Exciting opportunity in Sandy Springs, GA! This company sells software for an e-commerce website focused in the retail industry.
They are seeking an experienced Azure Site Reliability Engineer to join their team. This is an On-Site position and is a full-time role.
In this role, you'll work with cutting-edge technologies such as Azure Services and Datadog!
Our client is looking for hard-working individuals who work well on a team. Here, you will have the chance to grow your skills, work on meaningful projects, and enjoy a supportive work-life balance.
If you are ready to grow your skills, then this is the place for you!
Required Skills & Experience
- Proficiency with Azure services
- Strong experience with Datadog
- 5+ YOE with Site Reliability
- Proficient in scripting languages like Python, PowerShell, or Bash
- Strong skills in diagnosing, troubleshooting, and optimizing system performance issues across large-scale environments.
Desired Skills & Experience
- Knowledge of Datadog integrations for Azure services, Kubernetes, and CI / CD pipeline monitoring.
- Familiarity with managing and optimizing databases such as Azure SQL, Cosmos DB, or MySQL.
- Knowledge of SRE principles such as error budgets, automation, and incident postmortems.
- Familiarity with IaC (Terraform and Ansible)
- Understanding of compliance standards (ISO, SOC 2, GDPR) and security practices specific to cloud environments.
What You Will Be Doing
Tech Breakdown :
- Core services : Azure Kubernetes Service (AKS), Azure Functions, Azure App Services.
- Set up Datadog to monitor Azure resources, including Virtual Machines, AKS clusters, and storage accounts.

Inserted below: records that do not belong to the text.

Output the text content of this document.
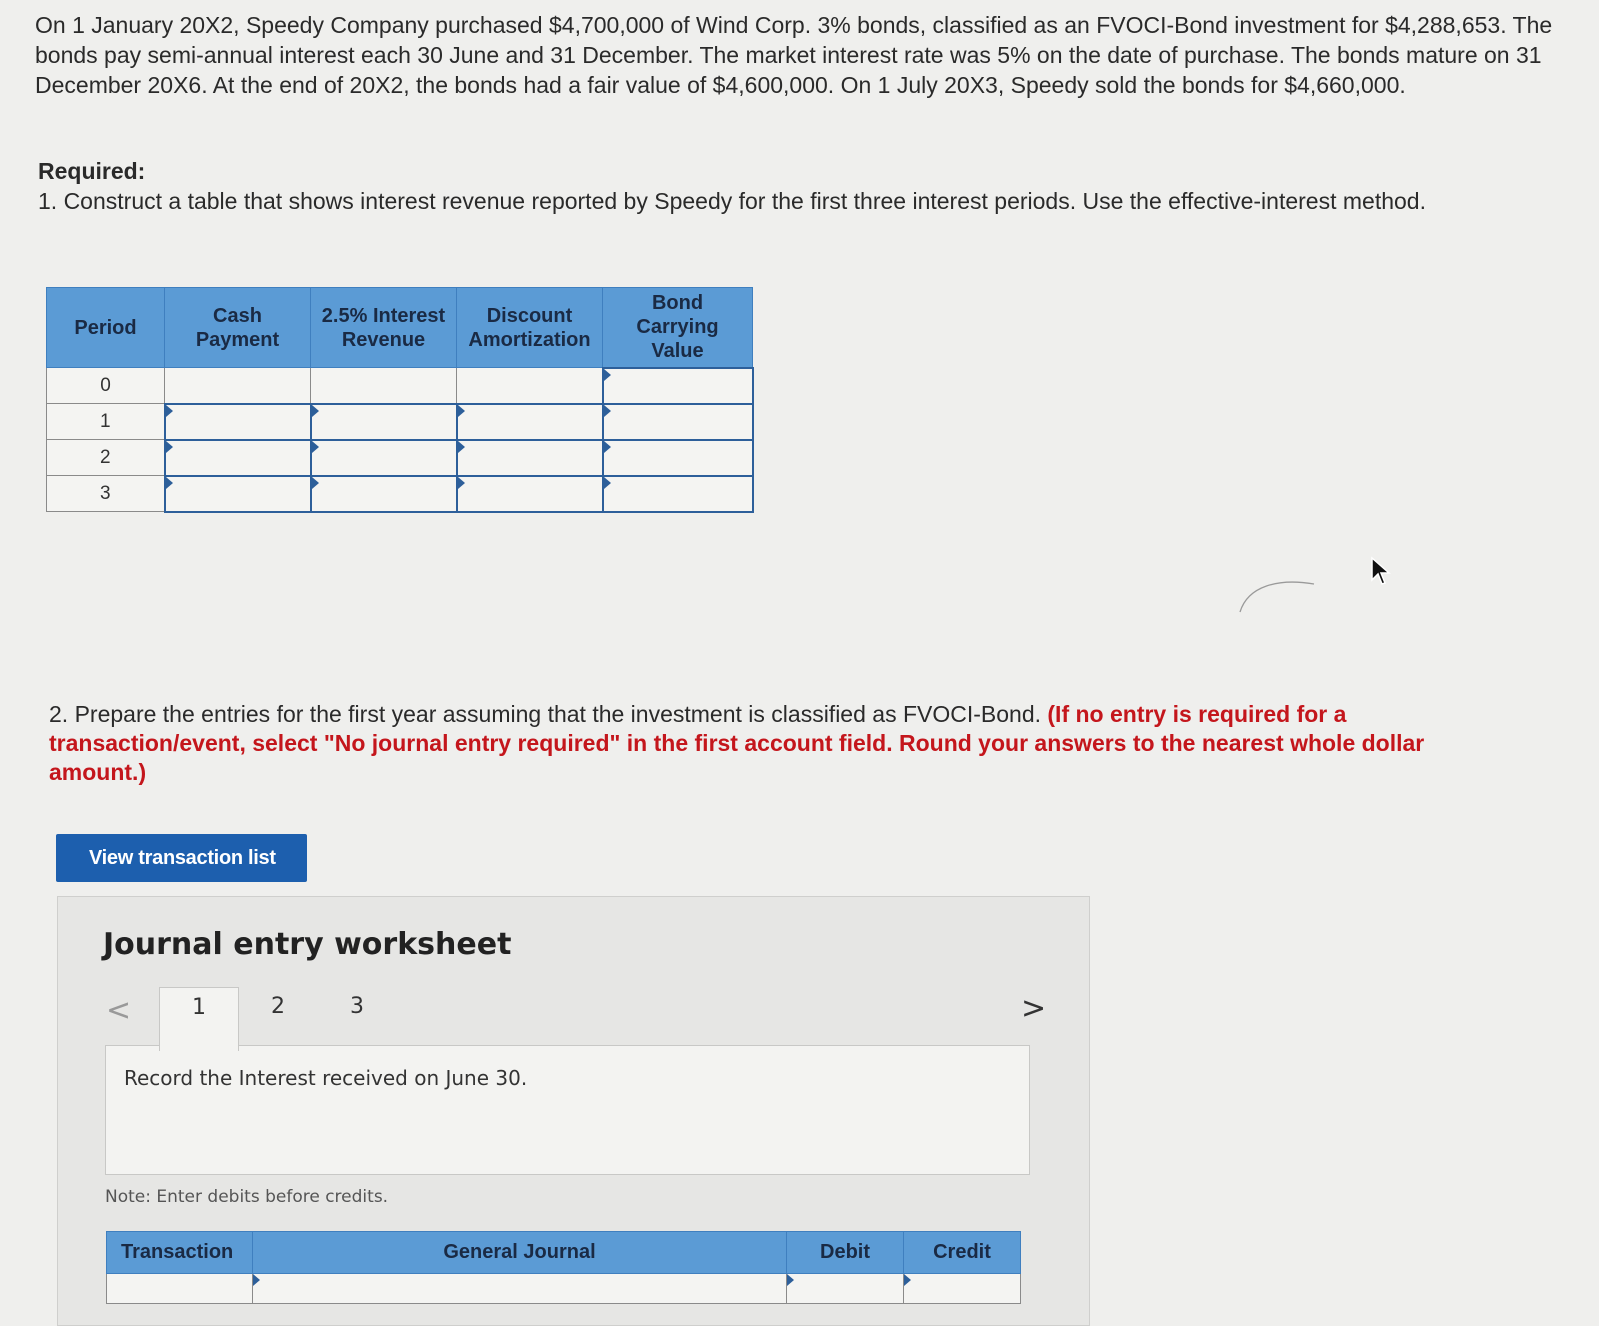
On 1 January 20X2, Speedy Company purchased $4,700,000 of Wind Corp. 3% bonds, classified as an FVOCI-Bond investment for $4,288,653. The bonds pay semi-annual interest each 30 June and 31 December. The market interest rate was 5% on the date of purchase. The bonds mature on 31 December 20X6. At the end of 20X2, the bonds had a fair value of $4,600,000. On 1 July 20X3, Speedy sold the bonds for $4,660,000.

Required:

1. Construct a table that shows interest revenue reported by Speedy for the first three interest periods. Use the effective-interest method.

Period	Cash Payment	2.5% Interest Revenue	Discount Amortization	Bond Carrying Value
0				
1				
2				
3				

2. Prepare the entries for the first year assuming that the investment is classified as FVOCI-Bond. (If no entry is required for a transaction/event, select "No journal entry required" in the first account field. Round your answers to the nearest whole dollar amount.)

View transaction list
Journal entry worksheet
<	1	2	3	>

Record the Interest received on June 30.

Note: Enter debits before credits.

Transaction	General Journal	Debit	Credit
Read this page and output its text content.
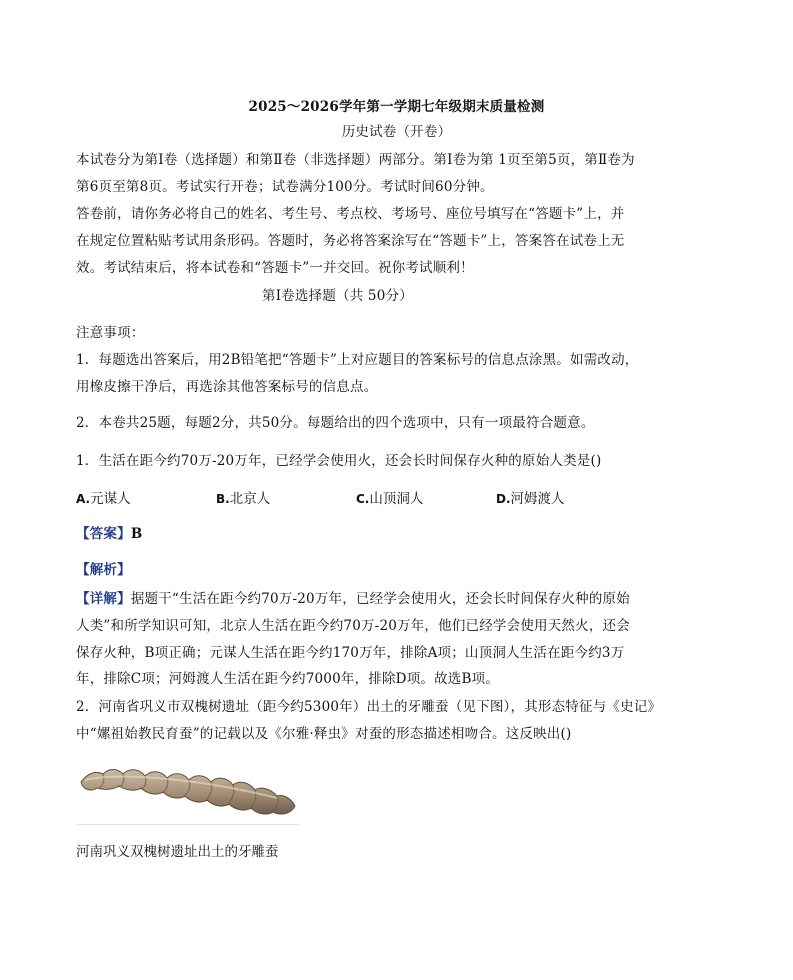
2025～2026学年第一学期七年级期末质量检测
历史试卷（开卷）
本试卷分为第Ⅰ卷（选择题）和第Ⅱ卷（非选择题）两部分。第Ⅰ卷为第 1页至第5页，第Ⅱ卷为
第6页至第8页。考试实行开卷；试卷满分100分。考试时间60分钟。
答卷前，请你务必将自己的姓名、考生号、考点校、考场号、座位号填写在“答题卡”上，并
在规定位置粘贴考试用条形码。答题时，务必将答案涂写在“答题卡”上，答案答在试卷上无
效。考试结束后，将本试卷和“答题卡”一并交回。祝你考试顺利！
第Ⅰ卷选择题（共 50分）
注意事项：
1．每题选出答案后，用2B铅笔把“答题卡”上对应题目的答案标号的信息点涂黑。如需改动，
用橡皮擦干净后，再选涂其他答案标号的信息点。
2．本卷共25题，每题2分，共50分。每题给出的四个选项中，只有一项最符合题意。
1．生活在距今约70万-20万年，已经学会使用火，还会长时间保存火种的原始人类是()
A.元谋人	B.北京人	C.山顶洞人	D.河姆渡人
【答案】B
【解析】
【详解】据题干“生活在距今约70万-20万年，已经学会使用火，还会长时间保存火种的原始
人类”和所学知识可知，北京人生活在距今约70万-20万年，他们已经学会使用天然火，还会
保存火种，B项正确；元谋人生活在距今约170万年，排除A项；山顶洞人生活在距今约3万
年，排除C项；河姆渡人生活在距今约7000年，排除D项。故选B项。
2．河南省巩义市双槐树遗址（距今约5300年）出土的牙雕蚕（见下图），其形态特征与《史记》
中“嫘祖始教民育蚕”的记载以及《尔雅·释虫》对蚕的形态描述相吻合。这反映出()
河南巩义双槐树遗址出土的牙雕蚕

- Use Datadog’s dashboards and anomaly detection features to proactively detect and resolve system issues before they impact users.
- Monitor deployments through Datadog to detect any application errors or performance issues introduced during updates.
- Develop and optimize CI / CD pipelines for efficient, reliable application deployment.
Daily Responsibilities
- Automate resource provisioning and deployment with IaC tools like Terraform or ARM templates.
- Continuously monitor Azure infrastructure and applications using Datadog for performance, uptime, and resource utilization.
- Use Infrastructure as Code (IaC) tools like Terraform or Ansible to provision, update, and manage cloud infrastructure.
- Develop, maintain, and improve CI / CD pipelines to automate Docker image builds and Kubernetes deployments.
- Respond to system alerts, production issues, and incidents. Work to resolve outages quickly and perform root cause analysis to prevent future incidents.
The Offer
Bonus OR Commission eligible
You will receive the following benefits :
- Medical, Dental, and Vision Insurance
- Vacation Time
- 401(k) with a company match, commuter benefits, paid holidays, PTO, quarterly bonuses, and more
- Health Insurance
Applicants must be currently authorized to work in the US on a full-time basis now and in the future.